Intertwined but in a slightly different vein, another tradeoff is among the operations on a given ADT (e.g. Union-Find) — different underlying storage methods might make one operation or another fast but not both at once! If you know something about the corresponding object’s usage pattern, look into that data structure which makes the pattern fast. But of course, this choice generally affects total storage used as well.

If (on the other hand) you use an unordered array when you should have used a hash table and there are millions of objects in it, the project will fail (until/unless someone repairs it).

Undergrad computer science courses do talk about simple data structures, but they don’t really do a good job of explaining that those data structures are what you should use most of the time, and they tend to spend a good deal of time discussing more advanced data structures (e.g. red-black trees, B-trees) that usually aren’t what you want.

Find a copy of “C++ Data Structures” / “Java Data Structures “etc book and try reading. Couldn’t hurt. Also, see “Effective STL” for recommendations on how to choose standard containers.

Algorithms are usually written around some kind of collection, and different collection can fit the bill. The performance requirements are usually the deciding factor when more than one data structure is capable of just doing the grunt work. See the “Effective STL” and other books in its bibliography.

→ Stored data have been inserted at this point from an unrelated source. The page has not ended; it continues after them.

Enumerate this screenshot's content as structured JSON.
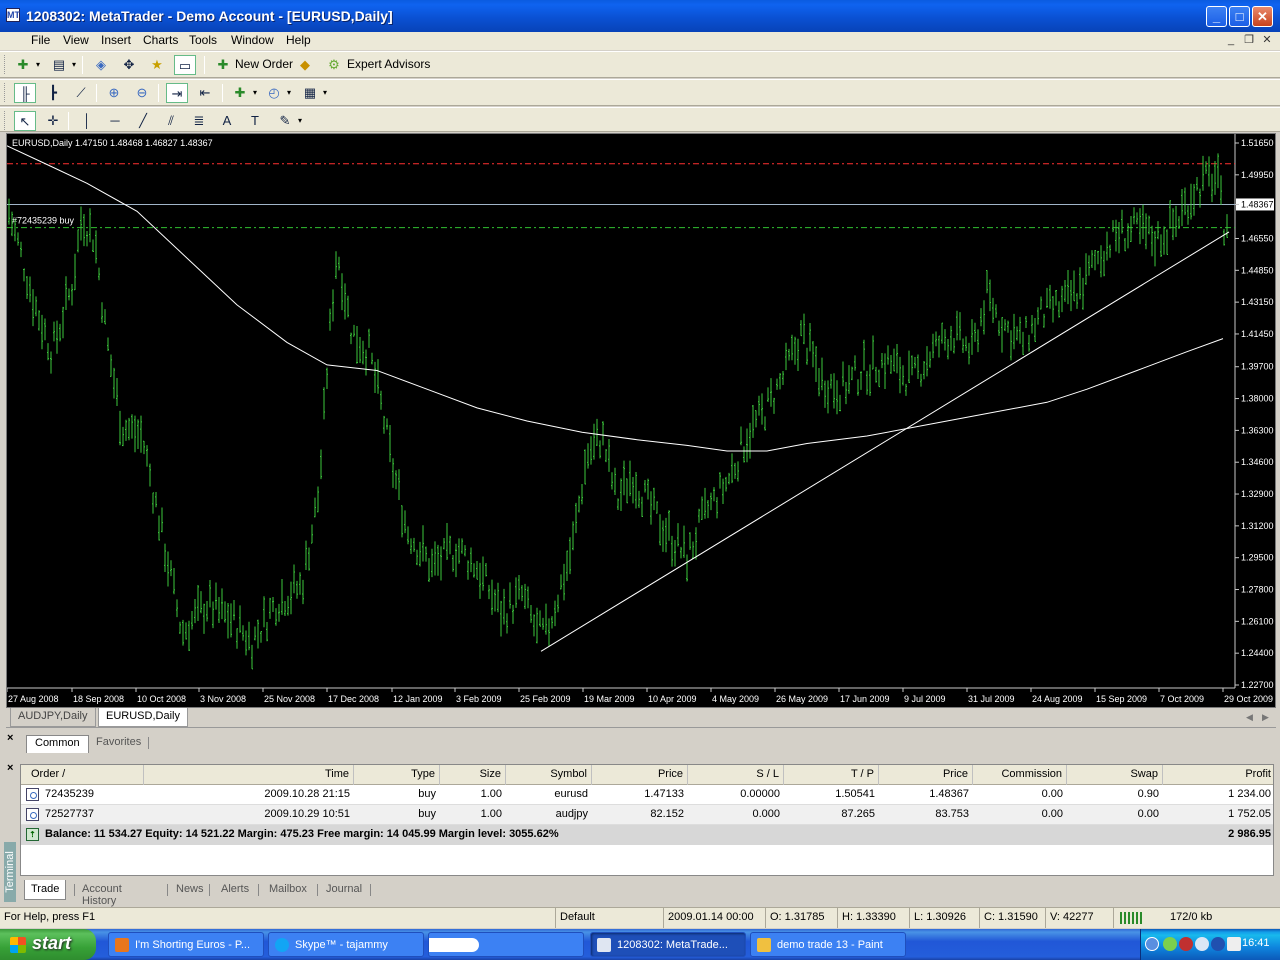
{
  "window": {
    "title": "1208302: MetaTrader - Demo Account - [EURUSD,Daily]",
    "app_icon": "MT",
    "minimize_glyph": "_",
    "maximize_glyph": "□",
    "close_glyph": "✕"
  },
  "menu": [
    "File",
    "View",
    "Insert",
    "Charts",
    "Tools",
    "Window",
    "Help"
  ],
  "mdi_controls": [
    "_",
    "❐",
    "✕"
  ],
  "toolbar1": {
    "new_order_label": "New Order",
    "expert_advisors_label": "Expert Advisors"
  },
  "chart": {
    "symbol_info": "EURUSD,Daily  1.47150 1.48468 1.46827 1.48367",
    "order_label": "#72435239 buy",
    "current_price": "1.48367",
    "price_ticks": [
      "1.51650",
      "1.49950",
      "1.48367",
      "1.46550",
      "1.44850",
      "1.43150",
      "1.41450",
      "1.39700",
      "1.38000",
      "1.36300",
      "1.34600",
      "1.32900",
      "1.31200",
      "1.29500",
      "1.27800",
      "1.26100",
      "1.24400",
      "1.22700"
    ],
    "date_ticks": [
      "27 Aug 2008",
      "18 Sep 2008",
      "10 Oct 2008",
      "3 Nov 2008",
      "25 Nov 2008",
      "17 Dec 2008",
      "12 Jan 2009",
      "3 Feb 2009",
      "25 Feb 2009",
      "19 Mar 2009",
      "10 Apr 2009",
      "4 May 2009",
      "26 May 2009",
      "17 Jun 2009",
      "9 Jul 2009",
      "31 Jul 2009",
      "24 Aug 2009",
      "15 Sep 2009",
      "7 Oct 2009",
      "29 Oct 2009"
    ],
    "colors": {
      "background": "#000000",
      "bars": "#3CC83C",
      "moving_average": "#FFFFFF",
      "take_profit_line": "#FF3030",
      "open_price_line": "#30C030",
      "bid_line": "#A0B4C8"
    }
  },
  "chart_tabs": [
    "AUDJPY,Daily",
    "EURUSD,Daily"
  ],
  "terminal": {
    "close_glyph": "×",
    "side_label": "Terminal",
    "filter_tabs": [
      "Common",
      "Favorites"
    ],
    "columns": [
      "Order  /",
      "Time",
      "Type",
      "Size",
      "Symbol",
      "Price",
      "S / L",
      "T / P",
      "Price",
      "Commission",
      "Swap",
      "Profit"
    ],
    "rows": [
      [
        "72435239",
        "2009.10.28 21:15",
        "buy",
        "1.00",
        "eurusd",
        "1.47133",
        "0.00000",
        "1.50541",
        "1.48367",
        "0.00",
        "0.90",
        "1 234.00"
      ],
      [
        "72527737",
        "2009.10.29 10:51",
        "buy",
        "1.00",
        "audjpy",
        "82.152",
        "0.000",
        "87.265",
        "83.753",
        "0.00",
        "0.00",
        "1 752.05"
      ]
    ],
    "summary": "Balance: 11 534.27  Equity: 14 521.22  Margin: 475.23  Free margin: 14 045.99  Margin level: 3055.62%",
    "summary_profit": "2 986.95",
    "tabs": [
      "Trade",
      "Account History",
      "News",
      "Alerts",
      "Mailbox",
      "Journal"
    ]
  },
  "status": {
    "help": "For Help, press F1",
    "profile": "Default",
    "datetime": "2009.01.14 00:00",
    "open": "O: 1.31785",
    "high": "H: 1.33390",
    "low": "L: 1.30926",
    "close": "C: 1.31590",
    "volume": "V: 42277",
    "traffic": "172/0 kb"
  },
  "taskbar": {
    "start_label": "start",
    "tasks": [
      "I'm Shorting Euros - P...",
      "Skype™ - tajammy",
      "",
      "1208302: MetaTrade...",
      "demo trade 13 - Paint"
    ],
    "clock": "16:41"
  }
}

Which Data Structure to Use? Type of Data Structure Selection in Programming !

tzury bar yochay said,

September 8, 2007 @ 11:26 pm

regarding your comment:
I just entered into Python world. I speak Perl. Once I grab up enough syntax, I’ll look at the framework. Thanks

I think you should take a look at web.py — http://webpy.org You are most likely to fall in love with it.

Tzury Bar Yochay tzury dot by at gmail dot com

Computer Science Data Graphics Hardware said,

February 15, 2008 @ 8:06 pm

Computer Consulting Services: Protecting Client Data

As a provider of computer consulting services, you should communicate to your clients that a dedicated server generally can enforce strong user passwords. This means your clients can:

importance using selection structures in programming said,

June 10, 2008 @ 1:34 am

[…] hash maps for most of day to … It??s important to know what the different data structures do. …http://www.sharpprogrammer.com/data-structures/which-data-structure-to-use-data-structure-selection-…Course designatorCIS 330 programming Language II 3 Credit Hours … information, creating and using […]

RSS feed for comments on this post · TrackBack URI


Leave a Comment

You must be logged in to post a comment.